De hecho, la respuesta de Irán no se ha hecho esperar y ha afectado a más de media docena de países de la región, salvo Omán, todas las naciones del Golfo han denunciado el lanzamiento de misiles y drones iraníes, como Qatar, Emiratos Árabes Unidos, Bahréin, Arabia Saudí, Kuwait y Jordania.

Teherán ha afirmado haber lanzado un millar de proyectiles contra objetivos militares estadounidenses en países árabes vecinos y ha subrayado que se trata de objetivos legítimos bombardeados en respuesta al ataque coordinado estadounidense-israelí lanzado este sábado en suelo iraní.

Esta reacción ha generado críticas por parte de los países árabes, señalando que se ha violado su soberanía a pesar de que muchos de ellos habían negado su espacio aéreo para operar contra la República Islámica.

KAMENEI, SEGUNDO LÍDER DE LA REPÚBLICA ISLÁMICA

En la cima del sistema político establecido en Irán tras la Revolución Islámica de 1979, Jamenei tenía importantes poderes a la hora de diseñar las políticas del país. Líder supremo de Irán desde 1989, cuando reemplazó al fundador de la República Islámica, el ayatolá Ruhollah Jomeini, se convirtió en la segunda y hasta ahora última persona en ocupar este cargo.

En los últimos años mantuvo un discurso duro en los asuntos internacionales, especialmente en torno a la proyección de Teherán en la región, así como a nivel interno respecto a la imposición de políticas conservadoras entre la sociedad, lo que ha generado críticas por la represión contra los disidentes y el velo obligatorio.

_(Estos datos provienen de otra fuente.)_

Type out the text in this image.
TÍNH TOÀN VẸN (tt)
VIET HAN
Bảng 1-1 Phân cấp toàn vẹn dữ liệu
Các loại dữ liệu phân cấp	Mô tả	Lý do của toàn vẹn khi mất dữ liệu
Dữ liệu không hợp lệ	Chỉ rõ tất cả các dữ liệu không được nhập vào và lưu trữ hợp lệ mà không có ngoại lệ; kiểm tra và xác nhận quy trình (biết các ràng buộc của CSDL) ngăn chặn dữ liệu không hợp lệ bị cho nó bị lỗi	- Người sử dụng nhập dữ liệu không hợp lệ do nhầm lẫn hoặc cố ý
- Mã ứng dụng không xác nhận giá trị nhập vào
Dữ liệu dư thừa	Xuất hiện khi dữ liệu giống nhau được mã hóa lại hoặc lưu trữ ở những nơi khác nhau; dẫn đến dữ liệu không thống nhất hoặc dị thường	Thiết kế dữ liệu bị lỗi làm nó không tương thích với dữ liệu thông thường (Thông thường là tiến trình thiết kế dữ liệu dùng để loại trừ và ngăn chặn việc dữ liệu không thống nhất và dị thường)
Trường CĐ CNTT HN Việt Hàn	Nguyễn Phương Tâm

El país está ahora en manos de un triunvirato formado por el presidente de Irán, Masud Pezeshkian; El jefe del aparato judicial iraní, Gholamhosein Mohseni-Ejei, y un jurista del Consejo de Guardianes formarán un «consejo de dirección temporal» -todo ello bajo la atenta mirada del poderoso secretario del Consejo Supremo de Seguridad Nacional, Ali Lariyani- para dirigir el rumbo de la república islámica hasta que se complete el proceso de elección de un nuevo líder con un mensaje muy claro al exterior: la muerte de Jamenei es un acontecimiento terrible, pero los principios fundacionales de la Revolución Islámica permanecen inalterado.

«Es un golpe muy duro», explicó esta mañana un diplomático árabe bajo condición de anonimato al ‘Times of Israel’, «pero este régimen está diseñado para resistir cualquier escenario y ahora mismo tiene la vista puesta en una guerra de desgaste, porque sabe que Estados Unidos quiere poner fin a esta campaña lo antes posible, y ahora mismo la mera supervivencia sería considerada una victoria».